For the deployment of legged robots in real-world environments, it is essential to develop robust locomotion control methods for challenging terrains that may exhibit unexpected deformability and irregularity. In this paper, we explore the application of sim-to-real deep reinforcement learning (RL) for the design of bipedal locomotion controllers for humanoid robots on compliant and uneven terrains. Our key contribution is to show that a simple training curriculum for exposing the RL agent to randomized terrains in simulation can achieve robust walking on a real humanoid robot using only proprioceptive feedback. We train an end-to-end bipedal locomotion policy using the proposed approach, and show extensive real-robot demonstration on the HRP-5P humanoid over several difficult terrains inside and outside the lab environment. Further, we argue that the robustness of a bipedal walking policy can be improved if the robot is allowed to exhibit aperiodic motion with variable stepping frequency. We propose a new control policy to enable modification of the observed clock signal, leading to adaptive gait frequencies depending on the terrain and command velocity. Through simulation experiments, we show the effectiveness of this policy specifically for walking over challenging terrains by controlling swing and stance durations. The code for training and evaluation is available online at https://github.com/rohanpsingh/LearningHumanoidWalking.

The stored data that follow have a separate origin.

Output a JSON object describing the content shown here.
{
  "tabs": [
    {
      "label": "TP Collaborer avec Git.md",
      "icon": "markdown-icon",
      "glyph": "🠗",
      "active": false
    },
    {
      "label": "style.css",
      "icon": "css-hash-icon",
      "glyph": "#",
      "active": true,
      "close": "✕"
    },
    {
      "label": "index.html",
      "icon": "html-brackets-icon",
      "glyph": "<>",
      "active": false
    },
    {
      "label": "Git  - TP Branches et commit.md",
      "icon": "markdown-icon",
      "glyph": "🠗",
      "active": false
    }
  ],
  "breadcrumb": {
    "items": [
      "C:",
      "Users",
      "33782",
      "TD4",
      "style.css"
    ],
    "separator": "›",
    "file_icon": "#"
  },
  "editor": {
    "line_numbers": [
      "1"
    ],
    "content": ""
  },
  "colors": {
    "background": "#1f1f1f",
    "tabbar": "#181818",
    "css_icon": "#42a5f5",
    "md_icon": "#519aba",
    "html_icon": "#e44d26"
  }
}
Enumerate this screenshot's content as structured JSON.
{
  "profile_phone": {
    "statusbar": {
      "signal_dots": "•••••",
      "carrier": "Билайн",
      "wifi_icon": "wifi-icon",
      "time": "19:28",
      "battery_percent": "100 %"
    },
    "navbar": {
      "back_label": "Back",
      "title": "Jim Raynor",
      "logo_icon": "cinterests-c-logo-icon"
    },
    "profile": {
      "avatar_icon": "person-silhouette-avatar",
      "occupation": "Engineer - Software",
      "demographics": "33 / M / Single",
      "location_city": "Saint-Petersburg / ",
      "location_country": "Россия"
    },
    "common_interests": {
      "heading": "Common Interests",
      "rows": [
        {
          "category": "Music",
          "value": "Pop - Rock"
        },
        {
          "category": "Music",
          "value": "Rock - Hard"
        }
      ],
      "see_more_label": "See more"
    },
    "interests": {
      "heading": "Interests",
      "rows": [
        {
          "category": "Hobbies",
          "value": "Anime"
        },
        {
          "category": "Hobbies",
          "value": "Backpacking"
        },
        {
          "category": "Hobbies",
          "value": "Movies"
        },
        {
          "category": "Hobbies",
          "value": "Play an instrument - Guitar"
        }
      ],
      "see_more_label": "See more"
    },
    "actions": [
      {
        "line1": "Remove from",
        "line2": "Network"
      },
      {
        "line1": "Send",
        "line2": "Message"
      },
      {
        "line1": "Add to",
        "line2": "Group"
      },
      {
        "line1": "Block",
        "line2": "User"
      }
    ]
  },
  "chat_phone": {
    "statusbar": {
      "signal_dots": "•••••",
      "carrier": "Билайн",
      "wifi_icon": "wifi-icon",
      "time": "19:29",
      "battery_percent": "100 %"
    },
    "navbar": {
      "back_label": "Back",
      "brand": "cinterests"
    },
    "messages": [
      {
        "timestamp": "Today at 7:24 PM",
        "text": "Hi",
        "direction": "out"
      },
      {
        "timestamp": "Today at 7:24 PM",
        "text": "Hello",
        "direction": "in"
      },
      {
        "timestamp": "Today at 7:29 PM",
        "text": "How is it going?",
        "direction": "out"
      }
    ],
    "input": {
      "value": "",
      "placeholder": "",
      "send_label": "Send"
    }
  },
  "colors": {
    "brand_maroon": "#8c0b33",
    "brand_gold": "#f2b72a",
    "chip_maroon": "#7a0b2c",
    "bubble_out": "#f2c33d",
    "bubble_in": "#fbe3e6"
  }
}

Demo video is available at https://www.youtube.com/watch?v=ZgfNzGAkk2Q.

Paper Structure

This paper contains 19 sections, 3 equations, 4 figures, 5 tables.

Figures (4)

  • Figure 1: HRP-5P humanoid bipedal locomotion (clockwise) on flat rigid floor, soft cushion, uneven inclined blocks, paved street, and grass using learned policy. The same RL policy was used for all terrains without any parameter tuning in between experiments. Lifter and overhead crane serve as a failsafe, the ropes are slack and robot is not provided external support.
  • Figure 2: Overview of our training framework. (L) We propose to train a feedforward RL agent while exposing it to randomized dynamics parameters in the first phase and then, additionally, randomized uneven and compliant terrains in the second phase. The policy achieves zero-shot sim-to-real transfer on the real HRP-5P. (R) We also propose an augmented policy that can make clock signal modifications for regulating the stepping frequency to achieve improved robustness on challenging terrains.
  • Figure 3: Behavior analysis of Clock Control (in simulation). (a) Training reward curves for the clock-control policy and the default policy averaged over 3 training sessions with separate random seeds. Both policies are trained on randomized terrains starting from a regular terrain pre-trained policy. The clock-control policy converges to a higher reward. (b) 1-minute long episodes on the same uneven and soft terrain. The clock-control policy modifies the swing and stance duration in response to large disturbances while the default policy maintains a fixed gait pattern. Note. The sharp peak force for clock-control is due to inaccuracy in simulation (contact penetration).
  • Figure 4: Evolution of the phase variable for a 20-second episode rollout on flat, rigid terrain for walking forward and stepping in-place with a clock-control policy. Policy phase offset predictions (top) and the actual scalar phase variable (bottom) are both normalized by a fixed period $L = 80$ for better visualization.